Editor: In his play titled "The Cocktail Party," the British-American Nobel winning poet and playwright T.S. Eliot wrote, "Half of the harm that is done in this world is due to people who want to feel important. They don't mean to do harm - but the harm does not interest them. Or they do not see it, or they justify it because they are absorbed in the endless struggle to think well of themselves."
My quibble with Eliot's quote is the percentage. I think he underestimated how much harm is caused by "do gooders" who want to think good of themselves and in the process destroy freedoms.
The late Stephen Covey wrote about focusing on your circle of influence versus your circle of concern. His premise related to this was people who focused on things outside of their control usually saw their circle of influence reduced. On the other hand, those who focused on things they could truly impact usually saw their circle of influence increase and thus achieved more.

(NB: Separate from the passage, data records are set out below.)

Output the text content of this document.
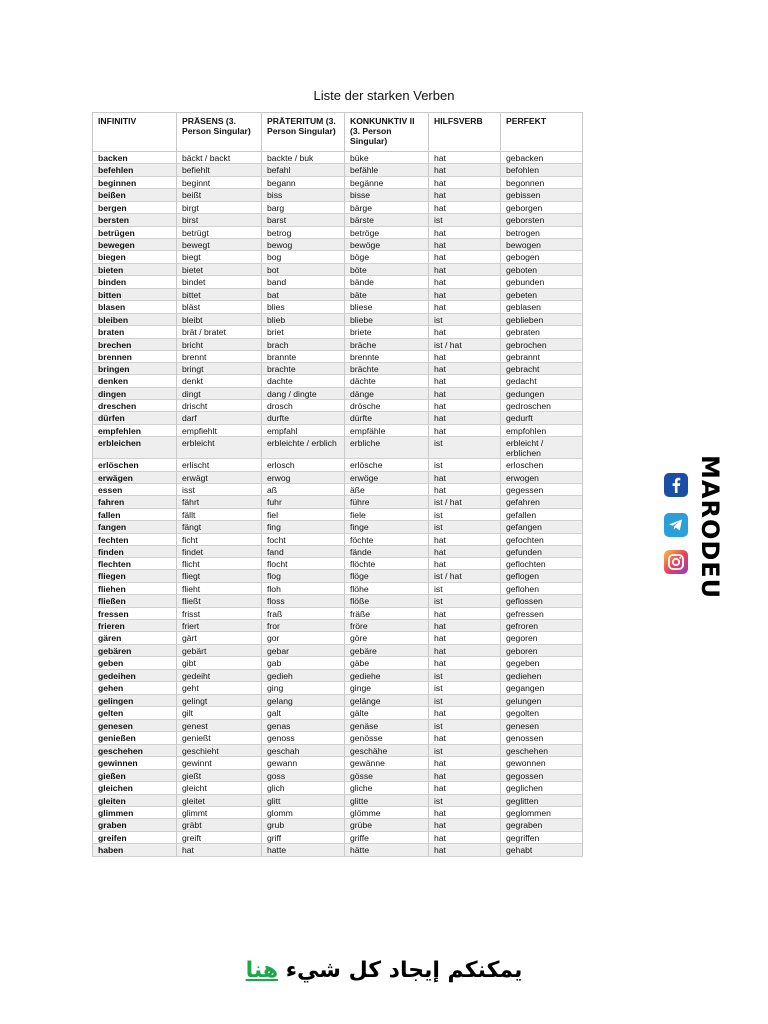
Liste der starken Verben
INFINITIV	PRÄSENS (3. Person Singular)	PRÄTERITUM (3. Person Singular)	KONKUNKTIV II (3. Person Singular)	HILFSVERB	PERFEKT
backen	bäckt / backt	backte / buk	büke	hat	gebacken
befehlen	befiehlt	befahl	befähle	hat	befohlen
beginnen	beginnt	begann	begänne	hat	begonnen
beißen	beißt	biss	bisse	hat	gebissen
bergen	birgt	barg	bärge	hat	geborgen
bersten	birst	barst	bärste	ist	geborsten
betrügen	betrügt	betrog	betröge	hat	betrogen
bewegen	bewegt	bewog	bewöge	hat	bewogen
biegen	biegt	bog	böge	hat	gebogen
bieten	bietet	bot	böte	hat	geboten
binden	bindet	band	bände	hat	gebunden
bitten	bittet	bat	bäte	hat	gebeten
blasen	bläst	blies	bliese	hat	geblasen
bleiben	bleibt	blieb	bliebe	ist	geblieben
braten	brät / bratet	briet	briete	hat	gebraten
brechen	bricht	brach	bräche	ist / hat	gebrochen
brennen	brennt	brannte	brennte	hat	gebrannt
bringen	bringt	brachte	brächte	hat	gebracht
denken	denkt	dachte	dächte	hat	gedacht
dingen	dingt	dang / dingte	dänge	hat	gedungen
dreschen	drischt	drosch	drösche	hat	gedroschen
dürfen	darf	durfte	dürfte	hat	gedurft
empfehlen	empfiehlt	empfahl	empfähle	hat	empfohlen
erbleichen	erbleicht	erbleichte / erblich	erbliche	ist	erbleicht / erblichen
erlöschen	erlischt	erlosch	erlösche	ist	erloschen
erwägen	erwägt	erwog	erwöge	hat	erwogen
essen	isst	aß	äße	hat	gegessen
fahren	fährt	fuhr	führe	ist / hat	gefahren
fallen	fällt	fiel	fiele	ist	gefallen
fangen	fängt	fing	finge	ist	gefangen
fechten	ficht	focht	föchte	hat	gefochten
finden	findet	fand	fände	hat	gefunden
flechten	flicht	flocht	flöchte	hat	geflochten
fliegen	fliegt	flog	flöge	ist / hat	geflogen
fliehen	flieht	floh	flöhe	ist	geflohen
fließen	fließt	floss	flöße	ist	geflossen
fressen	frisst	fraß	fräße	hat	gefressen
frieren	friert	fror	fröre	hat	gefroren
gären	gärt	gor	göre	hat	gegoren
gebären	gebärt	gebar	gebäre	hat	geboren
geben	gibt	gab	gäbe	hat	gegeben
gedeihen	gedeiht	gedieh	gediehe	ist	gediehen
gehen	geht	ging	ginge	ist	gegangen
gelingen	gelingt	gelang	gelänge	ist	gelungen
gelten	gilt	galt	gälte	hat	gegolten
genesen	genest	genas	genäse	ist	genesen
genießen	genießt	genoss	genösse	hat	genossen
geschehen	geschieht	geschah	geschähe	ist	geschehen
gewinnen	gewinnt	gewann	gewänne	hat	gewonnen
gießen	gießt	goss	gösse	hat	gegossen
gleichen	gleicht	glich	gliche	hat	geglichen
gleiten	gleitet	glitt	glitte	ist	geglitten
glimmen	glimmt	glomm	glömme	hat	geglommen
graben	gräbt	grub	grübe	hat	gegraben
greifen	greift	griff	griffe	hat	gegriffen
haben	hat	hatte	hätte	hat	gehabt
MARODEU
يمكنكم إيجاد كل شيء هنا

I believe strongly in stewardship and being of service. Frankly, however, I've seen a lot of people get so wound up in doing good for humanity or the Earth, that they really don't get much accomplished. In fact, a true tragedy is when they get so overly angry at their fellow humans that life loses meaning.
In hindsight as a younger person, I probably had a tendency in those directions. Getting married and having a family was probably the best decision(s) I ever made. It provided me with concrete purposes and directions.
We all make our own way in life, and that course may not be for everyone, but you could do a lot worse. Frankly, I think esoteric doing good is way overrated. Being a productive member of society is not.